On the other end of the spectrum are courts that have interpreted “physical loss” narrowly such that exposure of covered property to contaminant (e.g. mold) which can be removed with routine cleaning, but which did not tangibly damage property, is an economic loss which does not constitute “direct physical loss or damage.” See e.g., Universal Image Productions, Inc. v. Chubb Corp., 703 F. Supp. 2d 705, 709 (E.D. Mich. 2010), aff’d sub nom. Universal Image Prods., Inc. v. Fed. Ins. Co., 475 F. App’x 569 (6th Cir. 2012) (insured did not suffer a direct physical loss (insured did not suffer a direct physical loss when water seepage caused “pervasive odor [and] mold and bacterial contamination (both visual and aerosolized)” that was resolved through cleaning); Mastellone v. Lightning Rod Mut. Ins. Co.,884 N.E.2d 1130, 1144 (Ohio App. Ct. 2008) (mold and mildew staining to the exterior siding of residence did not constitute direct physical loss “because it was only temporary and did not affect the structure of the wood” and it “could be cleaned from the siding by using a solution of bleach and trisodium phosphate.”); Great Northern Ins. Co. v. Benjamin Franklin Federal Sav. & Loan Ass'n,953 F.2d 1387 (9th Cir. 1992) (although an insured may have sustained a consequential economic loss as a result of cleaning a building contaminated with asbestos, there was no “direct physical loss” because the building was physically unchanged); Columbiaknit, Inc. v. Affiliated FM Ins. Co., No. CIV. 98-43 4-HU, 1999 WL 6i 9100 (D. Or. Aug. 4, 1999) (noting in dicta that a piece of clothing in an individual's wardrobe that was worn around a smokey campfire would not be said to be physically damaged if a mere washing would remove the odor and that "[t]he mere adherence of molecules to porous surfaces, without more, does not equate physical loss or damage").

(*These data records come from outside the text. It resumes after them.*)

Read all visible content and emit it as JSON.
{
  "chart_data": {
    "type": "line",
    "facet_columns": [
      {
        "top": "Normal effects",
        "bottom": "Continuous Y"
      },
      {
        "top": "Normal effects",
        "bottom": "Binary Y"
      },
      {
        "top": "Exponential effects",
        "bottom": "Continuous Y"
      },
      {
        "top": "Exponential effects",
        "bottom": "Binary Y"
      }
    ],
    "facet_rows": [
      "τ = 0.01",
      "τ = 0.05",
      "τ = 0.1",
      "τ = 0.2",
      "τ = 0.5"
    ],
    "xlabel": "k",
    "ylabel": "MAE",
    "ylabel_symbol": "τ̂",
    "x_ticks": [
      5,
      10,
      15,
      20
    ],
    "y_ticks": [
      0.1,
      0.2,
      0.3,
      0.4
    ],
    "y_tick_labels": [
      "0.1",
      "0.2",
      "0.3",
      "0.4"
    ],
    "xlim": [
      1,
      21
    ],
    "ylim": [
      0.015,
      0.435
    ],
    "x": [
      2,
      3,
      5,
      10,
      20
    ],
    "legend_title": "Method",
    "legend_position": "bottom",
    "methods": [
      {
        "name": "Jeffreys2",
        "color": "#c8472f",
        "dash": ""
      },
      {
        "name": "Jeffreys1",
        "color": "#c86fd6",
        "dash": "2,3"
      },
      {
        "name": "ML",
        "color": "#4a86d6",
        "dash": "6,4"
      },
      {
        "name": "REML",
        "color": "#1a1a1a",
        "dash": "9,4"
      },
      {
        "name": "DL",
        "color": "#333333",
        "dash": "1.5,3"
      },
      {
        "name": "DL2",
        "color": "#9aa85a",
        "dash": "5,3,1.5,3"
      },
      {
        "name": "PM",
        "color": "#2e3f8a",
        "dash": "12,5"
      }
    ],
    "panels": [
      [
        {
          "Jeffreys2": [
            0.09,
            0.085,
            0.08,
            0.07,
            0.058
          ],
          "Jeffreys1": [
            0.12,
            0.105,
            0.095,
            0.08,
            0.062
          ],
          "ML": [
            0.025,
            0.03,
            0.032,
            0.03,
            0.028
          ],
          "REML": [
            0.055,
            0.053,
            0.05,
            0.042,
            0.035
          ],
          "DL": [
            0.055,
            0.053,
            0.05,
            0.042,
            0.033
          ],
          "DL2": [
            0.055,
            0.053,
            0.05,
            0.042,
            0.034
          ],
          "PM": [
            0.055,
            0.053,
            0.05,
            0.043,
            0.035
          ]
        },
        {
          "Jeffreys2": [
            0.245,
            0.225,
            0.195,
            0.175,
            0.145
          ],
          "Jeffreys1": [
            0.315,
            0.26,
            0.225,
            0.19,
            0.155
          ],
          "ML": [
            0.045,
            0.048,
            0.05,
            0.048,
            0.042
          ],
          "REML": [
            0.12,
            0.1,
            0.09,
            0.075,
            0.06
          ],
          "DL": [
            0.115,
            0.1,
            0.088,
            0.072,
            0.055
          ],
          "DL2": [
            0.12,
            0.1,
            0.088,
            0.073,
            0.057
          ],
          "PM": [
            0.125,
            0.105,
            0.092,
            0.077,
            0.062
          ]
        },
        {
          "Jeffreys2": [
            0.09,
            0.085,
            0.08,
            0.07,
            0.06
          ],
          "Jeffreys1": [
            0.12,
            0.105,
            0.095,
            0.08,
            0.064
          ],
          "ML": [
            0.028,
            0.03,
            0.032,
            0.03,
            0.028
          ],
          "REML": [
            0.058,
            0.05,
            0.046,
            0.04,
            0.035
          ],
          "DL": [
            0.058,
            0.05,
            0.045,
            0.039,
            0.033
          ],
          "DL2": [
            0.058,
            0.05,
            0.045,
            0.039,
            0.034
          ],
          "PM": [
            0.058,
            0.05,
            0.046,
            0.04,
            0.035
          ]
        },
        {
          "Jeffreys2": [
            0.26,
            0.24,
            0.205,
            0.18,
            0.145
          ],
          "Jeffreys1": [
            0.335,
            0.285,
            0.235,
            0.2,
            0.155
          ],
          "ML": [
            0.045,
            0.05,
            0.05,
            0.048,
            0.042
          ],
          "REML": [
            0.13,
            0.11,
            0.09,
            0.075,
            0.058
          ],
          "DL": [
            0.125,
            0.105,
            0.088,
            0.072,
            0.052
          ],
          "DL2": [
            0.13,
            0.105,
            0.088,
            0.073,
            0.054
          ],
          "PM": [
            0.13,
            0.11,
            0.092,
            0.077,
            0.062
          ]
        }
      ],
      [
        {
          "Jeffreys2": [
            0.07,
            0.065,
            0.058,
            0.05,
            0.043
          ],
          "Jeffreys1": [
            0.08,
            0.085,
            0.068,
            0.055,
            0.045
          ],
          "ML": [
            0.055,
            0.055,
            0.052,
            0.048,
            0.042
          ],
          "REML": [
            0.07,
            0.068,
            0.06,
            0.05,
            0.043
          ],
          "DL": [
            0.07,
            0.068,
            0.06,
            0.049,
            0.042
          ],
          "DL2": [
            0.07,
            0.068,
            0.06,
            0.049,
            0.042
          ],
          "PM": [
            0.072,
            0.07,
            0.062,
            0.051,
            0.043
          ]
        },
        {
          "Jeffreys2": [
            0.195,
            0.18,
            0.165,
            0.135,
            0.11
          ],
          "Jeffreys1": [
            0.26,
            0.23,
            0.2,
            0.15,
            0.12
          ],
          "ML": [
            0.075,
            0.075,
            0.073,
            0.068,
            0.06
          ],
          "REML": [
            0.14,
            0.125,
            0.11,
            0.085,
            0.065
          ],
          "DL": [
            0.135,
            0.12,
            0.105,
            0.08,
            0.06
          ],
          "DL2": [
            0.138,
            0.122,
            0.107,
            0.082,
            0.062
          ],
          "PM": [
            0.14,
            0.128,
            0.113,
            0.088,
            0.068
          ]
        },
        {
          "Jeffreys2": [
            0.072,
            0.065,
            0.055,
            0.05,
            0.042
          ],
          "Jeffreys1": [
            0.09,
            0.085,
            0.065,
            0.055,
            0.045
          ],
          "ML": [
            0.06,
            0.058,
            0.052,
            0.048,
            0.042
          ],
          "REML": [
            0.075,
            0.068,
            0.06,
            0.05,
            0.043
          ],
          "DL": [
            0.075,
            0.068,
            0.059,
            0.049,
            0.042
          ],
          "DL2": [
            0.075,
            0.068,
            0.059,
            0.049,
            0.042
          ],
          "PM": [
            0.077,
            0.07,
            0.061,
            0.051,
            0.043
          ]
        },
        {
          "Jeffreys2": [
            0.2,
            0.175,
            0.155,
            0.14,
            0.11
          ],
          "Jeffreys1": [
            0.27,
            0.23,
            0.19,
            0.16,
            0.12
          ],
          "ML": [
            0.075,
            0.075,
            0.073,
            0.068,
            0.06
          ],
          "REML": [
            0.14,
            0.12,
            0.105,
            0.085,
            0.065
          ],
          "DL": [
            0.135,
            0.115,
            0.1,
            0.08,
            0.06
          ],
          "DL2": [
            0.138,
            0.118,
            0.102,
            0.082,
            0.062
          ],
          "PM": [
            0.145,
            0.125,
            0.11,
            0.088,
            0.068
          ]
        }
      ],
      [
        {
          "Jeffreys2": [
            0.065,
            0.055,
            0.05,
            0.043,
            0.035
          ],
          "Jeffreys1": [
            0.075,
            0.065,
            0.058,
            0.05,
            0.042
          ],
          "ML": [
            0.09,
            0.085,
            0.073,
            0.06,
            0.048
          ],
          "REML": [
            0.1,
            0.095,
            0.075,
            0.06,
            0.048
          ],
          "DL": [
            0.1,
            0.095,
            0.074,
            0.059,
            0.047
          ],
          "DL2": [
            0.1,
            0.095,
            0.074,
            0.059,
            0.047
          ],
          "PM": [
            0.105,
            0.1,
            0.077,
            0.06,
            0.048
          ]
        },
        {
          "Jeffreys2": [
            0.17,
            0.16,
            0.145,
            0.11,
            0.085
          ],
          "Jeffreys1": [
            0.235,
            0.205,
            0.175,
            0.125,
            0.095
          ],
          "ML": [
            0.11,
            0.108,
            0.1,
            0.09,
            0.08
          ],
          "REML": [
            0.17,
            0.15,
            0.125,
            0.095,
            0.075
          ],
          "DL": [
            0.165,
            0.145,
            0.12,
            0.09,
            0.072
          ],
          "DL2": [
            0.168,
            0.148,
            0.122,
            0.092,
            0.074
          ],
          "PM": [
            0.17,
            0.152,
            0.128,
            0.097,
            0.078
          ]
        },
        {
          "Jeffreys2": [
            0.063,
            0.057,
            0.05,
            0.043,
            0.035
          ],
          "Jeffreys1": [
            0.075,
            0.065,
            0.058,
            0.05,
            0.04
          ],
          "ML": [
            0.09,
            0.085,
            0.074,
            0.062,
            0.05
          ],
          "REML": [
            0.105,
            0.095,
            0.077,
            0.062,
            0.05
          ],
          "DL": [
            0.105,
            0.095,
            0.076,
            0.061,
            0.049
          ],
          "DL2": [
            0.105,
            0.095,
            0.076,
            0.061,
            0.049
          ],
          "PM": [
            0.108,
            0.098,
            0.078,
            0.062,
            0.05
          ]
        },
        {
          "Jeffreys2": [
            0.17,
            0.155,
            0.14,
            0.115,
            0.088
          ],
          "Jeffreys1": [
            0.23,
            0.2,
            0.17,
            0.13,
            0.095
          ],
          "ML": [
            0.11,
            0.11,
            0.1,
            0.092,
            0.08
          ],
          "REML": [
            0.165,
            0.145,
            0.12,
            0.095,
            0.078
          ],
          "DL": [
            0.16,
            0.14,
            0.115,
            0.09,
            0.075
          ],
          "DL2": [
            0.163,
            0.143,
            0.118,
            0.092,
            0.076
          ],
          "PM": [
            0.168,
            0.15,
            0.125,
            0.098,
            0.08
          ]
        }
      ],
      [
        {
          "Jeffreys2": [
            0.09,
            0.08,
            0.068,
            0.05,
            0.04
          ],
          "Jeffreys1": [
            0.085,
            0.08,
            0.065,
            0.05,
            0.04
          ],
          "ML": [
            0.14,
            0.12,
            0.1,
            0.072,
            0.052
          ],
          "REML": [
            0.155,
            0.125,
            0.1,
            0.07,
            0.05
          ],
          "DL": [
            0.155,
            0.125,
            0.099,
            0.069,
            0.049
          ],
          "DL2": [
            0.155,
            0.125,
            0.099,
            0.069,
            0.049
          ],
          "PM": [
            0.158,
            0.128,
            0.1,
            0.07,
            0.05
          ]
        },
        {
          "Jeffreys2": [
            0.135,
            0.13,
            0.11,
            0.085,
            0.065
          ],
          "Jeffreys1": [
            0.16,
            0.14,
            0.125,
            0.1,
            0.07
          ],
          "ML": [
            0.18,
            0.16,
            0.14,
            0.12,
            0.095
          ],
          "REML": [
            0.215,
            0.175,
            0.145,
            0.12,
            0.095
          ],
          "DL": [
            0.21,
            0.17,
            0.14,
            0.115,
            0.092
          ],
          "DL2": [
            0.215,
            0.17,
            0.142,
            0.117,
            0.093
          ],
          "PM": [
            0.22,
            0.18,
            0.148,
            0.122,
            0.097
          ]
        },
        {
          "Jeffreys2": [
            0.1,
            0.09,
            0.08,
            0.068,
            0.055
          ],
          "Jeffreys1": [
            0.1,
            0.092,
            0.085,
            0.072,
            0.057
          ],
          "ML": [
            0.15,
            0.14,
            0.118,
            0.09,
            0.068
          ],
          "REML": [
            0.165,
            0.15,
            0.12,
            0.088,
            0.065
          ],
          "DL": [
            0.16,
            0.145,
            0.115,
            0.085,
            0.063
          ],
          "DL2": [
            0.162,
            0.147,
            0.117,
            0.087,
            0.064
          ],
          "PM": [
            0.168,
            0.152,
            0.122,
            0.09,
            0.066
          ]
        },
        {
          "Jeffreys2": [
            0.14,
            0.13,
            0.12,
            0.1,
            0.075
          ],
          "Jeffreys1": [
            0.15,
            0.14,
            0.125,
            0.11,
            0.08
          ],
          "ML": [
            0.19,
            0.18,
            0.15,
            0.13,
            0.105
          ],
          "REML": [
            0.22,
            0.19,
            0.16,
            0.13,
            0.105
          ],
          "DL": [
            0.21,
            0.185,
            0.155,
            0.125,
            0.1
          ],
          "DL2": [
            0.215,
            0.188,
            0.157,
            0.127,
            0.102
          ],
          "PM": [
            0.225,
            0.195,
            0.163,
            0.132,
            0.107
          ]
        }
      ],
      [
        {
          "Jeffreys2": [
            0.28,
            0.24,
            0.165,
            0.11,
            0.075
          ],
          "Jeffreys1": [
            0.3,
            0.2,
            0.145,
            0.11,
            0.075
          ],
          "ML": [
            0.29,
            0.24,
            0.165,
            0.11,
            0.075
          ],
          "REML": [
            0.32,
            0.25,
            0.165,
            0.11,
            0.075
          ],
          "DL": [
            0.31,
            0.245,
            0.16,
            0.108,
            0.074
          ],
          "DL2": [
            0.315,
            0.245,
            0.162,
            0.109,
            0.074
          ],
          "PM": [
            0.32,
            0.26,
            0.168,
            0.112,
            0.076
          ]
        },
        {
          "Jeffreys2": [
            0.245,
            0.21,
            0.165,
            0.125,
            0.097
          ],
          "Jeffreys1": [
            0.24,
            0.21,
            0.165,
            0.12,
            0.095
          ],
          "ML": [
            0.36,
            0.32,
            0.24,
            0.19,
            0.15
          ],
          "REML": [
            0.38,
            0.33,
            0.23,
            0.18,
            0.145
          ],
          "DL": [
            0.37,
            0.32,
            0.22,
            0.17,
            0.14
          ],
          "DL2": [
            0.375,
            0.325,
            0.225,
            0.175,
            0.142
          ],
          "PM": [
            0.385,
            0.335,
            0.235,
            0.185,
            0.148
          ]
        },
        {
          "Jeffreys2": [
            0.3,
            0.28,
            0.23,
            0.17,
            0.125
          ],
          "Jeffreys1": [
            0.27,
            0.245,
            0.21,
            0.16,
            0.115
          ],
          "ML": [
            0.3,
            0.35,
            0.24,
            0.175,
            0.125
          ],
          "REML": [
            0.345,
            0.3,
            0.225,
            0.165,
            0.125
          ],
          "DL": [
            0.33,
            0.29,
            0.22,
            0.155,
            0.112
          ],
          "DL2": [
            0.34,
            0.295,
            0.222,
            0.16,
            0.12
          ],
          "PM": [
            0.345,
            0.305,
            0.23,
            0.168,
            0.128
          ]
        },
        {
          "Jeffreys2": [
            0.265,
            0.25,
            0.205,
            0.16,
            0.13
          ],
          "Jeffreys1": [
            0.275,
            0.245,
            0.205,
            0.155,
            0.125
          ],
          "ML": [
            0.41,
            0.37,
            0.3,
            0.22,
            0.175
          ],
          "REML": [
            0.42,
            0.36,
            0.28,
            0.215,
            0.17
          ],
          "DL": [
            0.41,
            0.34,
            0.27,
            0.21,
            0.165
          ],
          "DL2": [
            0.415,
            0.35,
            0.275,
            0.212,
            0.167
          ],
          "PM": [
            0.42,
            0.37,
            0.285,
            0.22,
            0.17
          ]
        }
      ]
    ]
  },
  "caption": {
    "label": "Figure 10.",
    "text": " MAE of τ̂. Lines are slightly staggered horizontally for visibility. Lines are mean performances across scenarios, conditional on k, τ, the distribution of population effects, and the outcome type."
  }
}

The “physical loss of or damage to” requirement remains a necessary predicate to trigger business interruption coverage. As demonstrated above, the issue of whether an intangible, such as the COVID-19 virus, meets this requirement  will vary by jurisdiction and is dependent on the specific language in the policy. Accordingly, it will be crucial to scrutinize the particular facts and policy of each case carefully to determine the availability of business interruption coverage, especially as many business interruption policies also contain exclusions and/or endorsements disclaiming losses due to virus or bacteria and specifically state that it applies, among other things, to “business income.”